Движение литературы. Том I - Ирина Роднянская
Шрифт:
Интервал:
Закладка:
Много устававший в трудной своей жизни, Заболоцкий редко жаловался на усталость. И здесь он тоже грустит не об исчерпанности жизненной силы, а о конечности существования, о том, что ему уже не оставлено времени, чтобы «прянуть» в белоглавый город счастья, – хотя в душе «все тот же лютый голод, и любовь, и песни до конца». Но какое праздничное – бело-сине-зелено-золотое – стихотворение, как упруга и легка его хореическая поступь! Этот размер – размер сказок Пушкина (но так же и близких Заболоцкому пушкинских «Утопленника» и «Бесов») – впервые пришел к молодому поэту после сплошь почти ямбических «Столбцов», должно быть, прямо со страниц «Чижа» и «Ежа» – журналов для детей, в которых он сотрудничал вместе с другими обэриутами. С тех пор особая мелодия хореических ритмов соединилась для Заболоцкого с непосредственным, раскованным, без «дисциплинарной» обработки, то есть в каком-то смысле с детским, выражением глубины сознания. Эта мелодия всплывала у него как бы волнами в разные эпохи жизни, и он часто приберегал ее для легенды, сказки, мечты, сна – «Подводный город», «Царица мух», «Меркнут знаки Зодиака», «Бегство в Египет», «Ласточка». И в эту же ритмическую форму облек он сказку-завещание юным – «Зеленый луч». Размер отсылает еще и к вольной обработке для детей «Витязя в тигровой шкуре», созданной Заболоцким: духовная напряженность русского предания соединяется с рыцарственной героикой эпоса Руставели. А рядом – другое завещание, уже не мечтательно-сказочное, а путеводительное, наставническое, строгое – последнее стихотворение Заболоцкого «Не позволяй душе лениться»: «Она рабыня и царица, / Она работница и дочь, / Она обязана трудиться /И день и ночь, / И день и ночь» (I, 325).
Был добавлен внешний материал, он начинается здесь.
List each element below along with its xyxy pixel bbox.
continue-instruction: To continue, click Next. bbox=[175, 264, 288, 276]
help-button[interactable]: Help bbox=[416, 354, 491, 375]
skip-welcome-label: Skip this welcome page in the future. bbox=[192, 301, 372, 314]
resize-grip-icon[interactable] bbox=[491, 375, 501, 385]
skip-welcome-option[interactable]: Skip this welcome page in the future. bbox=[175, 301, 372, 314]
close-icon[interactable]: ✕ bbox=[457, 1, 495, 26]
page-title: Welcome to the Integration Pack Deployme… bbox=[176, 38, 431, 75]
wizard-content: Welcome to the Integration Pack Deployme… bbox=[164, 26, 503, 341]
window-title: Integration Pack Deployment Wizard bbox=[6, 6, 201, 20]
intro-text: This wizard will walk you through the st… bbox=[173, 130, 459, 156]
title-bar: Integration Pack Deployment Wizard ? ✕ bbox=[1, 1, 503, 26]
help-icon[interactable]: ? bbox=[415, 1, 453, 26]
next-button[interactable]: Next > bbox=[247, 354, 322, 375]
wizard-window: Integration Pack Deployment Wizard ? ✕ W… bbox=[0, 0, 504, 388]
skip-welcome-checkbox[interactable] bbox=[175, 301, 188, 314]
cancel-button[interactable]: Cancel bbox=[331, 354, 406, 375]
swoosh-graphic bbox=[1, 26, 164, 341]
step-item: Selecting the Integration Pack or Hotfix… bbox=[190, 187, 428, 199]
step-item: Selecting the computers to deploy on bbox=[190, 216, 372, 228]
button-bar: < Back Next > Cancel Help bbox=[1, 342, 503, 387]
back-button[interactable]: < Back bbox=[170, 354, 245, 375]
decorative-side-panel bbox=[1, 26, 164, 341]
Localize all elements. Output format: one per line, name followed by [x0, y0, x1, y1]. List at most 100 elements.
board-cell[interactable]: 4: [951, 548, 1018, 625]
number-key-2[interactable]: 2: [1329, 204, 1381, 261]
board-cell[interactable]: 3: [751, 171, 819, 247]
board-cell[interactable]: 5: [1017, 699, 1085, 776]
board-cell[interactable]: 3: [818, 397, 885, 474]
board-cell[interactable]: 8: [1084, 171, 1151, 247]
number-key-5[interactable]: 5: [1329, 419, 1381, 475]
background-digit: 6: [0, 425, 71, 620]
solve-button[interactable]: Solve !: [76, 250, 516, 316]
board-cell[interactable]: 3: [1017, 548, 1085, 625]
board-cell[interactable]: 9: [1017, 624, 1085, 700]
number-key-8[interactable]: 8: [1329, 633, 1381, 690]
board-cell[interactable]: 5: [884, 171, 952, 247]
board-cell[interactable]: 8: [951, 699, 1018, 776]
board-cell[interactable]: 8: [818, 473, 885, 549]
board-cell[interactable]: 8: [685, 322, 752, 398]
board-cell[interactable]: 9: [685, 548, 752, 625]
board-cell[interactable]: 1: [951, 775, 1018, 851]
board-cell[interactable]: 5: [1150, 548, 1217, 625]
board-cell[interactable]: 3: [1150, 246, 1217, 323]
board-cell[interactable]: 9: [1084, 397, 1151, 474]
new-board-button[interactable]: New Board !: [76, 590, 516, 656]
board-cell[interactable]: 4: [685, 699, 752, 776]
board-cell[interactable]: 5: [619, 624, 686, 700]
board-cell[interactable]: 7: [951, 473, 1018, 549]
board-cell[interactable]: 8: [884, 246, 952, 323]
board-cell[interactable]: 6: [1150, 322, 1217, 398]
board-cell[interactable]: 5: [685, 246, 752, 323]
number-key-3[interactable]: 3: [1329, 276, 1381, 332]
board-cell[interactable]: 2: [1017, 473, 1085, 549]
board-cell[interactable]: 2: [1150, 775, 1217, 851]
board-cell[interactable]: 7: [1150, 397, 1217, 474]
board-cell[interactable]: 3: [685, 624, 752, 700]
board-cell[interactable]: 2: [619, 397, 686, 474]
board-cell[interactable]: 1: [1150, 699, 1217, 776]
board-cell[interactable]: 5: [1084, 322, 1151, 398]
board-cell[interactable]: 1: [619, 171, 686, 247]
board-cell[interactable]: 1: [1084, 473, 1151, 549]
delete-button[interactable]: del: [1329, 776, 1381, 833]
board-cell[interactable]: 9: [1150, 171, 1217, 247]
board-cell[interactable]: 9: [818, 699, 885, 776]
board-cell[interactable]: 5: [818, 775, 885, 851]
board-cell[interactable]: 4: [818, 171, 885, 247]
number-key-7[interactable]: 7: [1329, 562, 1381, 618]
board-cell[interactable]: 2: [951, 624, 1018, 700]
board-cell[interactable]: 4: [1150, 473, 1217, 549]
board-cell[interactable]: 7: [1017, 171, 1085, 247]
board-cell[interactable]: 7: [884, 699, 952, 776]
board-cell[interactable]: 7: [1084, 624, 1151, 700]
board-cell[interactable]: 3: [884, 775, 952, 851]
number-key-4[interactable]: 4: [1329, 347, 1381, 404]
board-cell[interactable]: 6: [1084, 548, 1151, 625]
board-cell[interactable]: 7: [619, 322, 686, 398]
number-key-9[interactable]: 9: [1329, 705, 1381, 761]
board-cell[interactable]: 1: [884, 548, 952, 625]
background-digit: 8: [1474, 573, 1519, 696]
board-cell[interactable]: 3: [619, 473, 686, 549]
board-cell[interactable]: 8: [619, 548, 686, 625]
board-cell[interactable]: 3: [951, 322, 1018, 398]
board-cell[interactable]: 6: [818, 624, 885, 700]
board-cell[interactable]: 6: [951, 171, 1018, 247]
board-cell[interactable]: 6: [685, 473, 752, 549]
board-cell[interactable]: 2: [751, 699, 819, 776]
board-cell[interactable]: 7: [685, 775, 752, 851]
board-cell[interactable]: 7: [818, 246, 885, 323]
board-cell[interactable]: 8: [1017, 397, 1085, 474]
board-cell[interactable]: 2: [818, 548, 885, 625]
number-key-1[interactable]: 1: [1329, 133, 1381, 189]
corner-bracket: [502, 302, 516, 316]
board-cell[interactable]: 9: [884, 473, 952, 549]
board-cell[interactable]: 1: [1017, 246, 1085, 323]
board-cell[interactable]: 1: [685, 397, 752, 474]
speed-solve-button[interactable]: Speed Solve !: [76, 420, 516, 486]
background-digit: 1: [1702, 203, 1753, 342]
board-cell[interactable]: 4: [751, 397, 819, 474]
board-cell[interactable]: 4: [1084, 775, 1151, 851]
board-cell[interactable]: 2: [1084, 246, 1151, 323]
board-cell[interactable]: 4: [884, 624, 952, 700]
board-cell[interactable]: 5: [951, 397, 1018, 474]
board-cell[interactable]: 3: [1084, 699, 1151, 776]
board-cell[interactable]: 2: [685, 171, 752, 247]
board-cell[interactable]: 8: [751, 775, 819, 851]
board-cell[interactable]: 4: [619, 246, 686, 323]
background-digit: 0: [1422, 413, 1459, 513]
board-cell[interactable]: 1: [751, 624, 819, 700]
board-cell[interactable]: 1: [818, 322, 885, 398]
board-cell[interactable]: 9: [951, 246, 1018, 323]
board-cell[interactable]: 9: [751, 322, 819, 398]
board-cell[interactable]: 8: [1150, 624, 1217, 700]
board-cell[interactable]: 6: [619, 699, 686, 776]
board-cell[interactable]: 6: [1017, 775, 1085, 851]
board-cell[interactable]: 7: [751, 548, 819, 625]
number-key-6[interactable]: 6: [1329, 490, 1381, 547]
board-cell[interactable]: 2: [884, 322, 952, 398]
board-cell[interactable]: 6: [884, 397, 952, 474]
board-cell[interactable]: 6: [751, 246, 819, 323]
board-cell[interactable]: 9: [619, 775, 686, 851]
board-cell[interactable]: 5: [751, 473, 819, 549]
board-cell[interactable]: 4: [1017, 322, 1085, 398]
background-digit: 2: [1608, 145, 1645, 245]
… Ибо кто такой был Заболоцкий всю свою жизнь? Вечный мечтатель, вечный сказочник, вечный естествоиспытатель-«любомудр», вечный школяр и вечный педагог. Если взглянуть не изнутри литературы, а из жизни, он предстанет идеальным спутником для мальчишки двенадцати – пятнадцати лет, который без свидетелей роется во взрослом книжном шкафу, в перерывах между разбойными играми пытается подряд листать тома энциклопедии, собирает пестрые марки, залпом проглатывает «Илиаду», «Одиссею», недозволенного полного Рабле, а иногда вдруг и Лукреция Кара (которого взрослые перелистывают с вялым отвлеченным интересом), в приступах жестокого любопытства отрывает усики жукам и запирает их в спичечные коробки, крадется по лесу как зверек, выискивая что-то таинственное под ногами или в переплетении сучьев над головой, еще не подозревая о существовании «ландшафта», которым любуются из отдаления, – и вообще исследует мир особыми, потом забывающимися, способами. Этот «мальчишка» жил в Заболоцком как первичная основа его сложной, философической, драматической, трагической, торжественной, порою иронически-причудливой поэзии. Сам же он был и «мэтром» этого обитающего в нем неуемного школяра: всю жизнь образовывал, дисциплинировал, воспитывал его, «не позволял ему лениться».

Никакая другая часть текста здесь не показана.